Die Lenin-Straße ist die gepflegteste und beliebteste der Stadt: Hier und in den angrenzenden ungepflasterten Gassen hat fast jedes Haus einen architektonischen oder kulturellen Wert. Dort sind zweigeschossige Holzhäuser aus dem späten 19. und dem frühen 20. Jahrhundert oder eingeschossige Katen mit Handschnitzereien zu finden.
Innenhof des Dementjews Mezzanin-Hauses in Jenissejsk. Foto: Sibirische Staatsuniversität
Doch die abblätternde Farbe an der Fassade des herrlichen „Mezzanin-Hauses“ Dementjews aus der ersten Hälfte des 19. Jahrhunderts, der morsche Ziegelbau der Druckerei, der in einer Spätform des architektonischen Eklektizismus errichtet wurde, oder die schon seit langer Zeit eingerüstete Erscheinungs-Kathedrale offenbaren die erschreckende Baufälligkeit der Stadt.
In Jenissejsk gibt es eine Vielzahl von Kirchen, daher gilt es auch als geistiges Zentrum Sibiriens, das jedes Jahr von zahlreichen Pilgern besucht wird. Der Komplex des Erlöser-Verklärung-Mönchsklosters ist von einer barocken, wellenförmigen Einfriedung umgeben. Von fast jedem
Punkt der Stadt aus ist das Gebäude zu erkennen. Das Hauptgebäude des Klosters – die Erlöser-Kathedrale – ist mit filigranen Ziegelsteinornamenten verziert. Die Himmelfahrtskirche wurde in der Tradition des sibirischen Barocks gebaut. Ihr Äußeres ist im Vergleich zu den älteren Jenissejsker Gotteshäusern gemäßigter, dafür schmücken gemusterte Bodenfliesen und hundert Jahre alte „Holländer-Öfen“ das Innere der Kirche. Mit deren Hilfe werden auch heutzutage noch die Gebäude beheizt.
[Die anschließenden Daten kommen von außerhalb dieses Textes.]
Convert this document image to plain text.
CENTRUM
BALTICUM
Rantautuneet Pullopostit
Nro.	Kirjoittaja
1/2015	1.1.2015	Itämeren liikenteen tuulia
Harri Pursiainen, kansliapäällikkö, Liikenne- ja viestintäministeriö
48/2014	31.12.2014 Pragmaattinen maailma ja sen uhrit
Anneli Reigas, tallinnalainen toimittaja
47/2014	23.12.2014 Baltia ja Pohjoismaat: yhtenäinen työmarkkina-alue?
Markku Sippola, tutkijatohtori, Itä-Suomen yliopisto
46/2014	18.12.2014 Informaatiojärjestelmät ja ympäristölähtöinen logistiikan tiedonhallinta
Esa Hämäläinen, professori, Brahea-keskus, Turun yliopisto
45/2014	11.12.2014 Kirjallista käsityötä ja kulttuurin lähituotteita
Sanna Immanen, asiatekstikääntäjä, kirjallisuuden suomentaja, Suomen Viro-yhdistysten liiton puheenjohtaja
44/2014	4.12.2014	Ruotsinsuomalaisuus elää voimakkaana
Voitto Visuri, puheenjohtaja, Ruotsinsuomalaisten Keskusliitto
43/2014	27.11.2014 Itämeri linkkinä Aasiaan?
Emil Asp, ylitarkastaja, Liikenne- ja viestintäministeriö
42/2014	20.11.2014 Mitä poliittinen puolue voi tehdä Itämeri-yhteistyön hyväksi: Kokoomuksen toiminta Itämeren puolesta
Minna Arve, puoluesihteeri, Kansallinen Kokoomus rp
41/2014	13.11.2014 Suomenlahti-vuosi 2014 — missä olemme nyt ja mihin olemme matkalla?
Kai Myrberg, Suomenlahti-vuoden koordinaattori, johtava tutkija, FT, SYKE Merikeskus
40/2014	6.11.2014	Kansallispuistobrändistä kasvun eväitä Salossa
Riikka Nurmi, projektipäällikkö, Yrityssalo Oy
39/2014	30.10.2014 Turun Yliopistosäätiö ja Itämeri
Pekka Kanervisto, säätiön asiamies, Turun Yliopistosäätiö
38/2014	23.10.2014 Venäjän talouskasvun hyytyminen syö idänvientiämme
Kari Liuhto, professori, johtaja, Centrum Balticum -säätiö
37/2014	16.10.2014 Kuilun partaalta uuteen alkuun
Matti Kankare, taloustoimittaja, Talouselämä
Von den Kirchtürmen der Himmelfahrtskirche und der Erlöser-Kathedrale aus eröffnet sich ein herrlicher Blick auf Jenissejsk und den Fluss – fragt man den Pfarrer ganz höflich, lässt er die Besucher nach oben, um die schöne Aussicht zu genießen.
Hüter der Zeit
In Jenissejsk lohnt auch ein Besuch der Museen. In der Lenin-Straße, in der Nähe des Basars, auf dem trübselige Frauen versuchen, chinesische Turnschuhe und Sportkleidung an den Mann zu bringen, befindet sich das schöne und noch intakte Haus des Kaufmanns Sacharow aus dem Jahre 1898. Heutzutage ist dort das Heimatmuseum von Jenissejsk untergebracht, in dem man für einhundert Rubel (umgerechnet zwei Euro) eine einstündige Stadtführung buchen kann. Trachten der Tungusen, Haushaltsgegenstände der Keten und Jenissejsker Ostjaken, alles indigene Völker Sibiriens, oder blank geputzte Samoware und schmiedeeiserne Kostbarkeiten, sowjetische Artefakte und Ikonen – all das kann man im Museum für einen Eintrittspreis von gerade einmal 50 Rubel (etwa ein Euro) besichtigen.
Isba-Museum in Jenissejsk. Foto: Anna Grusdewa
An der Ecke Lenin-Straße und Lytkin-Straße steht ein auf den ersten Blick nicht sonderlich bemerkenswertes Haus, und lediglich der handschriftliche Vermerk „Foto-Isba. Sieben Tage die Woche geöffnet“ verrät, dass sich in diesem Gebäude ein Museum befindet. Tritt man durch die massive
Holztür, gelangt man eher in eine gastfreundliche und gemütliche Kate als in eine konservierte Schatzkammer des Altertums. In der Mitte der Kate knistert ein weißer russischer Ofen vor sich hin, davor steht ein von Hand geschnitzter Sessel, an den Wänden hängen alte Stadtansichten Jenissejsks, Gemälde und Landkarten. Auf dem Tisch steht ein riesiger Spiegel, eine alte Uhr schlägt blechern zur vollen Stunde. Für Touristen und Bewohner Jenissejsks gilt die „Foto-Kate“ als die beste Sehenswürdigkeit der Stadt.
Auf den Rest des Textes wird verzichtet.